Радуга тяготения
Сигареты – на полу гостиной, остались меж подушек перед камином. Везде разбросана одежда Роджера. Раскуривая, щурясь против дыма одним глазом, Джессика прибирается, складывает его брюки, вешает рубашку. Затем подбредает к окну, приподнимает штору светомаскировки, пытается разглядеть, что́ снаружи, сквозь собравшуюся на стеклах изморозь – что́ на снегу, испещренном следами лис, кроликов, давно потерянных собак и зимних птиц, но никаких людей. Пустые каналы снега увиливают в рощицу и городок, чьего названия они до сих пор не знают. Джессика прикрывает сигарету чашечкой ладони, осмотрительно стараясь не светить огоньком, хотя затемнение отменили уже много недель назад и оно осталось в другом времени и мире. В ночи на север и юг проносятся поздние грузовики, аэропланы затопляют небо, после чего стекают на восток в некую тишь.

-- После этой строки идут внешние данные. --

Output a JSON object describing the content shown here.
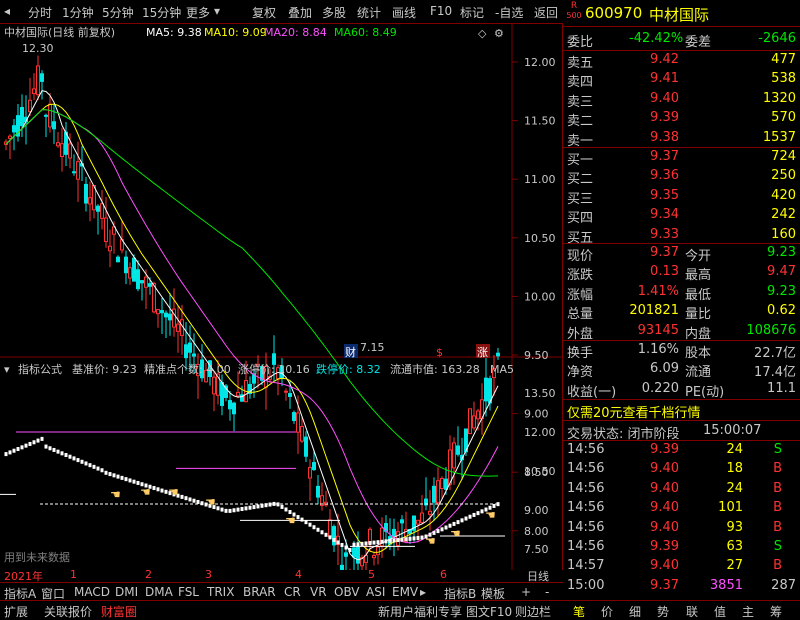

А нельзя было довольствоваться гостиницами, бланками ЭВН[15], шмонами на предмет фотокамер и биноклей? Этот дом, городок, пересекшиеся дуги Роджера и Джессики так уязвимы – пред немецким оружием, пред британскими распоряженьями… здесь совершенно не чувствуется опасности, но все-таки Джессике хочется, чтобы рядом оказались и другие, чтобы тут в самом деле была деревенька – ее деревенька. Прожекторы могут остаться – освещать ночь, – и аэростаты заграждения – населять, жирные и дружелюбные, рассвет; всё, даже далекие взрывы, может остаться, если только ни зачем… если только никому не придется умирать… разве нельзя, чтоб так было? лишь возбуждение, звук и свет, летом близится гроза (жить в мире, где за весь день возбуждает только это…), лишь добрый гром?